Tachina

lunedì 14 dicembre 2009

La villetta di Julio

Il letto di Cuero é stato subito occupato da Julio e quello di Maria da Anita.
Di Anita giá avevo scritto in “solite storie” (18-11-2009): é arrivata all’Asilo il 27 Novembre.

Julio invece é un regalo che il Vescovo ci ha fatto 25 Novembre.

Quel Mercoledí in prima mattinata una signora ci porta una lettera di Mons. Arellano, nostro Vescovo, dove ci chiede la caritá d’accogliere un anziano di 85 anni di nome Julio che vive solo e che dorme in una pericolante “casetta” alle porte della cittá, nel quartire  “Concordia”.

Vado subito a vedere. La signora “della lettera” che m’accompagna mi parla un po’  di Julio.

Quando stava bene lo chiamavano per lavoretti saltuari nei giardini o pulizia intorno alle case. La Concordia é un quartiere residenziale con delle “insospettabili”  villette che dalla strada principale non si vedono!

Ora per gli acciacchi dell’etá e la cataratta non puó piú lavorare. I vicini s’impegnano ad offrirgli cibo e una signora gli da un posto dove dormire.

Ora Julio non vede quasi piú e necessita cure mediche e assistenza continua. Per questo si sono rivolti al Vicariato.

Parlando e ascoltando mi fa parcheggiare davanti ad un’ enorme villa in costruzione. Vedo solo muri, terra e calcinacci.

Il caldo afoso del pomeriggio, il silenzio impressionante interrotto solo da lontane voci e dal ronzio delle mosche rende l’atmosfera quasi irreale.

Solo dopo qualche passo vedo una catasta d’assi che con molta fantasia potrebbe sembrare una casetta! Sento delle voci maschili che parlano adagio, ad intervalli.

Faccio qualche passo nel giardino di terra rossa senza un filo d’erba e scorgo due uomini mal vestiti. Uno anziano, l’altro piú giovane.

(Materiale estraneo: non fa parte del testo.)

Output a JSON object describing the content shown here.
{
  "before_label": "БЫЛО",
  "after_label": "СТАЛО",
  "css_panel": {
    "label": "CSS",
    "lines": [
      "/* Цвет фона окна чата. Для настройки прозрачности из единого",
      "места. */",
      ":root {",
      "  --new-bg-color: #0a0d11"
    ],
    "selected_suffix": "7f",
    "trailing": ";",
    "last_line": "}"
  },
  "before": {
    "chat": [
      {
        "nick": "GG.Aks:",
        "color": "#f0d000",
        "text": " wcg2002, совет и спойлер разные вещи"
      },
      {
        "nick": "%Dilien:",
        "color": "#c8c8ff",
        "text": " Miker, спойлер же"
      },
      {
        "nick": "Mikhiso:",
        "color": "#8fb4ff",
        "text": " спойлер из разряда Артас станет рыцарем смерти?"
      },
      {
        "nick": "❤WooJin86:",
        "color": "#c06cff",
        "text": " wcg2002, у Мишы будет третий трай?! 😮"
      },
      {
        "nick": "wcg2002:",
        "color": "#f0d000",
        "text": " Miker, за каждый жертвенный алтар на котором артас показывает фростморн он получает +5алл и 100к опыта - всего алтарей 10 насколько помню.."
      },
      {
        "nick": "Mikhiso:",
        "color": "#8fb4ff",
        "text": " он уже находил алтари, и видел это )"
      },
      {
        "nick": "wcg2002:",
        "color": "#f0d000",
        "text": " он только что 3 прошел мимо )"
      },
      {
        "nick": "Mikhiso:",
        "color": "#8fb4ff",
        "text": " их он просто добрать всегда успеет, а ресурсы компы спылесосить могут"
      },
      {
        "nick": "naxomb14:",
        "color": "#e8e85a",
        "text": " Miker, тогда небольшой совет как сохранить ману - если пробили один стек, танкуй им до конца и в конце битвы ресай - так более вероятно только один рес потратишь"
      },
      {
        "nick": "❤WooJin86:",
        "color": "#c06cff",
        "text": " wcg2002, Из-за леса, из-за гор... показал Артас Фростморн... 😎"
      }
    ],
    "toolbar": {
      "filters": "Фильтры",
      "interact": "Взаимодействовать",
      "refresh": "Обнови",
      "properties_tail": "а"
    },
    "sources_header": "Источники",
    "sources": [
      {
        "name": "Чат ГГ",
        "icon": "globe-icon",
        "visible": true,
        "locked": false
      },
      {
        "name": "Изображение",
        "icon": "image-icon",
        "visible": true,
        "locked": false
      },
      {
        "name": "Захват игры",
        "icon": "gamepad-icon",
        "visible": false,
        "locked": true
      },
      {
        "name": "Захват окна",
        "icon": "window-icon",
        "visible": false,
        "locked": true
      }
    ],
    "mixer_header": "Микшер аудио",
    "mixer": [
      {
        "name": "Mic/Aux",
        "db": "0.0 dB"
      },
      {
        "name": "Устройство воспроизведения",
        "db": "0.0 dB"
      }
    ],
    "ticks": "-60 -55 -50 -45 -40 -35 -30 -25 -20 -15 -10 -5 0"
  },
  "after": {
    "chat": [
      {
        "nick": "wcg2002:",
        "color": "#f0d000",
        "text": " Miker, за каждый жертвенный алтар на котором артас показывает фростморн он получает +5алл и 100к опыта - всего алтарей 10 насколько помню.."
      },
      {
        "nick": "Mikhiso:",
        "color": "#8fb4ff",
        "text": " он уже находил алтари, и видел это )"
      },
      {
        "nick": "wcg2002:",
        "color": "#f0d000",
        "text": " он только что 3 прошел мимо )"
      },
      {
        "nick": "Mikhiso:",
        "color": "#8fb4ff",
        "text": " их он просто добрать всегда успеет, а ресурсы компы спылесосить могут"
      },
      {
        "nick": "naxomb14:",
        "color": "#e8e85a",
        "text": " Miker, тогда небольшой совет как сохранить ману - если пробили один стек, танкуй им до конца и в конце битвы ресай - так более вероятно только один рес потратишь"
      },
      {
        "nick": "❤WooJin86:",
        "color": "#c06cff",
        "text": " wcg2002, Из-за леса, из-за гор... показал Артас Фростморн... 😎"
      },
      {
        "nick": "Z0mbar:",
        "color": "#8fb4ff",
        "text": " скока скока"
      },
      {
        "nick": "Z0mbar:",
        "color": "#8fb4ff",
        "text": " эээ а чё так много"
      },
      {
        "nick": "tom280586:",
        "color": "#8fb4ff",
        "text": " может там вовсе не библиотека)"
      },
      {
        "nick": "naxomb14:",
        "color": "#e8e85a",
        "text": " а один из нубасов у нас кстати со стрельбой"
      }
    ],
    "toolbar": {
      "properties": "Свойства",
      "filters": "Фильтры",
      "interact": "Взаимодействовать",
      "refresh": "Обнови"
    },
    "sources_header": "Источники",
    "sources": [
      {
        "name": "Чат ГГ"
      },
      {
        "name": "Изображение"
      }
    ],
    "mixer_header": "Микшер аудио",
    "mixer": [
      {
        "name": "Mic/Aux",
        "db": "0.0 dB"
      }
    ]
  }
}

Il piú giovane si alza per darmi la mano e mi ripete la storia di Julio. La stessa della signora “della lettera”.

Il vecchio é Julio e, oltre a non vedere, mi pare sia anche sordo.

“La prego entri nell’abitazione e veda lei stesso…”.

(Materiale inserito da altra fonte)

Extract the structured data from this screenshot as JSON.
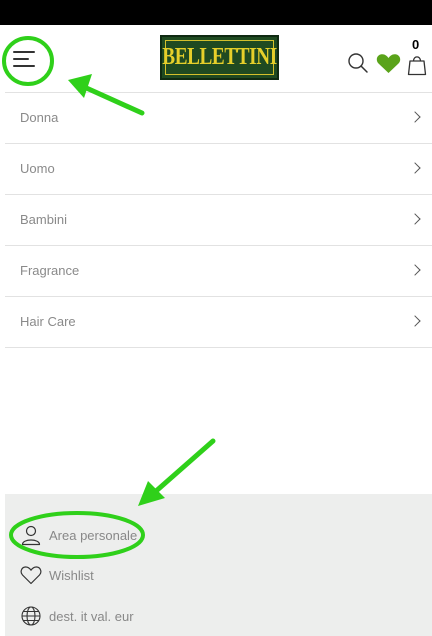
{
  "header": {
    "logo_text": "BELLETTINI",
    "cart_count": "0",
    "colors": {
      "logo_bg": "#1f4a21",
      "logo_text": "#e6cf2a",
      "heart": "#5aa31a",
      "annotation": "#2fd01a"
    },
    "icons": [
      "hamburger-menu-icon",
      "search-icon",
      "heart-icon",
      "shopping-bag-icon"
    ]
  },
  "menu": {
    "items": [
      {
        "label": "Donna"
      },
      {
        "label": "Uomo"
      },
      {
        "label": "Bambini"
      },
      {
        "label": "Fragrance"
      },
      {
        "label": "Hair Care"
      }
    ]
  },
  "footer": {
    "account_label": "Area personale",
    "wishlist_label": "Wishlist",
    "locale_label": "dest. it val. eur"
  }
}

Entro, piegandomi, per un buco stretto e basso. Non c’é porta, né finestre.

Una rete su un’asse sostenuta da quattro mattoni, un vecchio materasso, una coperta, due camice sporche appese ad un chiodo, una grande stampa sgualcita della Madonna, un contenitore di plastica. Non vedo altro. Mi manca l’ossigeno ed esco.

La lettera del Vescovo, la testimonianza dei due vicini e ció che ho visto per il momento mi bastano…

L’unica preoccupazione di Julio é quella di ringraziare la signora che per tanto tempo gli ha offerto quel posto! A lui bastava. Il propietario della nuova villa invece deve completare il giardino!

E´venuto volentieri all’Asilo. Per lui non c’é un periodo di prova ché la “casetta” l’hanno giá abbattuta. E´giá qui definitivamente.

Bienvenido Julio. La signora la ringraziamo noi.